Libby at Tails of Hope seemed to be comfortable with them.

CoppersMom: If you want to email Libby at Tails of Hope and ask what the email or website for the rescue is because you want to send a donation that would be good

I will email Libby [email protected] f you want me to but I got the feeling she was getting tired from all the emails I was sending her about this baby!!!

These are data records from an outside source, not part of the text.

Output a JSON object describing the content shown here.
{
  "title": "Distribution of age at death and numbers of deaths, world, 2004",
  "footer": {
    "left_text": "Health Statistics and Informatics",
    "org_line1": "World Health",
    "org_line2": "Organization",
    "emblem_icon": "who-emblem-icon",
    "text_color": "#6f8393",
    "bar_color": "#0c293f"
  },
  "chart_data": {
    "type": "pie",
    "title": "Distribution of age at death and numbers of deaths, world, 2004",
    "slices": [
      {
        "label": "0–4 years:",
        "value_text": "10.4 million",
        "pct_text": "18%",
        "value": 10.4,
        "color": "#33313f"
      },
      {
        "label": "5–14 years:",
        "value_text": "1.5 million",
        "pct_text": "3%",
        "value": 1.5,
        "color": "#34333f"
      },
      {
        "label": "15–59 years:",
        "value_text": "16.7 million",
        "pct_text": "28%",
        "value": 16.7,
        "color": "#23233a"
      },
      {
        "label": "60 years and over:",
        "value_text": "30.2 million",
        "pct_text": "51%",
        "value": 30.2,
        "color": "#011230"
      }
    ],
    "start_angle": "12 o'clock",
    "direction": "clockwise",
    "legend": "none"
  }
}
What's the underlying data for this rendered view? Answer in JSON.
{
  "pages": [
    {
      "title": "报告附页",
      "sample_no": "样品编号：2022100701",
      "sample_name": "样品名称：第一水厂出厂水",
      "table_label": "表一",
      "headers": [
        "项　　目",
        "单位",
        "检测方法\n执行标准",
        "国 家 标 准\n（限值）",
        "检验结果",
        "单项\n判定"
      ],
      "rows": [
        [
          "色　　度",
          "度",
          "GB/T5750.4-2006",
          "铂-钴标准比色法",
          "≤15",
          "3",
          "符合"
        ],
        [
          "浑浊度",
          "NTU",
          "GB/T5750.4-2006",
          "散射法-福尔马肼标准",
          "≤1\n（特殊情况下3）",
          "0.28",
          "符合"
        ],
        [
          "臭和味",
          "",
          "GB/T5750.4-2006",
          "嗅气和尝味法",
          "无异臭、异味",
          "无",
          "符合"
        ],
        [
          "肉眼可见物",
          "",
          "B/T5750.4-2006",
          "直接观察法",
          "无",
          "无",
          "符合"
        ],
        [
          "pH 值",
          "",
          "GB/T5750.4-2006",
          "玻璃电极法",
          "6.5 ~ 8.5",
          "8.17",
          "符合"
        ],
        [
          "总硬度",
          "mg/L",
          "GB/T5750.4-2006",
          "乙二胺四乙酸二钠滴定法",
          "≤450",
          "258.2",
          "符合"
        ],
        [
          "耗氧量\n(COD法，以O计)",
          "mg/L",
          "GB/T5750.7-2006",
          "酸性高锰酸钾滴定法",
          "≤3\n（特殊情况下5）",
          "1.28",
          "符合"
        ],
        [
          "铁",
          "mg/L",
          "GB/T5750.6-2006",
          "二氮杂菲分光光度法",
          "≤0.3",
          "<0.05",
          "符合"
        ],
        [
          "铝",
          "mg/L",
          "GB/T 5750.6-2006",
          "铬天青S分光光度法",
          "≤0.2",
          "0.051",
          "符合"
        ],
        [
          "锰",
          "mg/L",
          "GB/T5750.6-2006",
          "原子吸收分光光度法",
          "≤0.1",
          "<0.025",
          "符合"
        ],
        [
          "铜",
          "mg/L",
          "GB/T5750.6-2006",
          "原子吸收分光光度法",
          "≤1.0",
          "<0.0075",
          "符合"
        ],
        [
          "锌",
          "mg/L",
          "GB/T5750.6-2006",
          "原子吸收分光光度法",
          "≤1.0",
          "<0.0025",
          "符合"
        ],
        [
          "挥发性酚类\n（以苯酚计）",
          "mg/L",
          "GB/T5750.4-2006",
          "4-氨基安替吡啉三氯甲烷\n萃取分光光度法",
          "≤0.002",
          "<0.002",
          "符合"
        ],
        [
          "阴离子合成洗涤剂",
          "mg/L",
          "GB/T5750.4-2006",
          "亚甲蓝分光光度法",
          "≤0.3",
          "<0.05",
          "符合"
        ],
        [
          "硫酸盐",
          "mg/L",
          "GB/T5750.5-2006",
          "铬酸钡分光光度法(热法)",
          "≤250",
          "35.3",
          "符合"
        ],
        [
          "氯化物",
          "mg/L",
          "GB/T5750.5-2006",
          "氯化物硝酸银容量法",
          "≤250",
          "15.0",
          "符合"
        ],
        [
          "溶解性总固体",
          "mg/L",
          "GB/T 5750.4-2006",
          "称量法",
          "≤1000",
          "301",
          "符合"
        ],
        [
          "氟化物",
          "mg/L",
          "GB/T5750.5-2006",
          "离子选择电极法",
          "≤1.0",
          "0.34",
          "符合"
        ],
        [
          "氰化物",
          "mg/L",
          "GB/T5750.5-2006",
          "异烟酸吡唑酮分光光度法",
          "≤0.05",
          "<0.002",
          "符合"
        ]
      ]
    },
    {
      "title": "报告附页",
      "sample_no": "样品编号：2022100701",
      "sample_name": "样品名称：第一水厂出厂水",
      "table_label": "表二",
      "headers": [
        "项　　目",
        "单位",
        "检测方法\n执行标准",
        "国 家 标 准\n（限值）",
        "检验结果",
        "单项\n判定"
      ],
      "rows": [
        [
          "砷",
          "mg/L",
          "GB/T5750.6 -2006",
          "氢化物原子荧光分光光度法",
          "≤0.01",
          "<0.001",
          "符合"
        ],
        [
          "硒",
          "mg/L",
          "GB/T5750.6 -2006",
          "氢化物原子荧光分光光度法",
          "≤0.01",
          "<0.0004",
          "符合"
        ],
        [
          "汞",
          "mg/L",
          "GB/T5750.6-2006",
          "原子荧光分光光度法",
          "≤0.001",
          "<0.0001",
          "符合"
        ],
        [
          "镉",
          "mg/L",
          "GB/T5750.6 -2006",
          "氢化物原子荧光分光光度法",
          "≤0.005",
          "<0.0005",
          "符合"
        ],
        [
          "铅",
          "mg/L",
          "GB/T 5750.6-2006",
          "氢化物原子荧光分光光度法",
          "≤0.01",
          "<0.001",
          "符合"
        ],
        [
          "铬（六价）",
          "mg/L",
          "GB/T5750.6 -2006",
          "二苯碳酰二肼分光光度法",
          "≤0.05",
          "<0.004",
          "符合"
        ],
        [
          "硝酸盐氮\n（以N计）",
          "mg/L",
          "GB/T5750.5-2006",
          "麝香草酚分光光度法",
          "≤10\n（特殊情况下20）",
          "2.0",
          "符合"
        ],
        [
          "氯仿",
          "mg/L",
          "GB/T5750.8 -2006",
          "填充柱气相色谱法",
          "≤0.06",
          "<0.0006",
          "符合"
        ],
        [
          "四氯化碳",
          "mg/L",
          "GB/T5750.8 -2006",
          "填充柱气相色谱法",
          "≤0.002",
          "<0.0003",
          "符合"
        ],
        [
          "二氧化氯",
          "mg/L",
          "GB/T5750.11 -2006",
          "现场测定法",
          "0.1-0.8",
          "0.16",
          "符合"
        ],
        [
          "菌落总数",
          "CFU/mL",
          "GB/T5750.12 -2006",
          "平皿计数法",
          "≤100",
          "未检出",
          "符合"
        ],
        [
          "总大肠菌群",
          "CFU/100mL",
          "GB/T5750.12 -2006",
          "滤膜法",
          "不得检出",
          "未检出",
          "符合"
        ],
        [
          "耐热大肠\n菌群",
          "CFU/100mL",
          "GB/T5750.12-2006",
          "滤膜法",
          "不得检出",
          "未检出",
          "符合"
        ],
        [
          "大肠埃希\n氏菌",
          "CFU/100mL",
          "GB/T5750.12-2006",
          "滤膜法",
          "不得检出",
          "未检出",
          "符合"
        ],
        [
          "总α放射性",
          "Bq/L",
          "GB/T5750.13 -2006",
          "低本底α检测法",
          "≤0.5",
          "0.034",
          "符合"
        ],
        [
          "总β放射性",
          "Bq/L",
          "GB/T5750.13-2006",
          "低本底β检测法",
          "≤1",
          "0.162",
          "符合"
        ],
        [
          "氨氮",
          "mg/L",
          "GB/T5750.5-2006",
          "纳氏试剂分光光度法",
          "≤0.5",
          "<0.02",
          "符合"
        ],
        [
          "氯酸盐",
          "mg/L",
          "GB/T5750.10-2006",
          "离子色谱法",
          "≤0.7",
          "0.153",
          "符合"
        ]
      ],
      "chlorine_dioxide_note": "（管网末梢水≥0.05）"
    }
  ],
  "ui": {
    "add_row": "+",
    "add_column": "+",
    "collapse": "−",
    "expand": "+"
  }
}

Let me know if you don't want to and I will email her.


----------



## coppers-mom (Jan 9, 2009)

Karen,
I'll take care of it on my end.
Thanks,
Teresa


----------



## Karen519 (Aug 21, 2006)

*Teresa*

Teresa

Don't forget to email Libby and ask for name and location of rescue she went to and let me know too!!


----------



## coppers-mom (Jan 9, 2009)

I e-mailed Libby today. I'll let you know when/if I hear back from her.


----------



## Karen519 (Aug 21, 2006)

*Good*

Good Teresa!
let me know


----------



## coppers-mom (Jan 9, 2009)

Libby doesn't know who rescued the puppy. the shelter just told her the pup had been picked up by a rescue.
I hope she's happy and healthy. We did the best we could.


----------



## Karen519 (Aug 21, 2006)

*Yes*

Yes we did the best we could! Thanks for emlg.
*TERESA
Did you ever hear of a Brenda with Animal Adocates of Union County
or Animal Adoption league in Charlotte NC?
She said she might have a foster home for Copper (Larry Miller) dog living in backyard, but I wanted to check out.*


----------



## GoldenJoyx'stwo (Feb 25, 2007)

Karen519 said:


> Yes we did the best we could! Thanks for emlg.
> *TERESA*
> *Did you ever hear of a Brenda with Animal Adocates of Union County*
> *or Animal Adoption league in Charlotte NC?*
> *She said she might have a foster home for Copper (Larry Miller) dog living in backyard, but I wanted to check out.*


See if Fostermom has heard of them. I think she's in NC.


----------



## coppers-mom (Jan 9, 2009)

I haven't heard of them, but I only get into Rescues when I see someone on here I can't keep from checking out, so I don't know much about it.


----------



## Karen519 (Aug 21, 2006)

*Kimm*

Kimm

I emld FosterMom-waiting for reply.


----------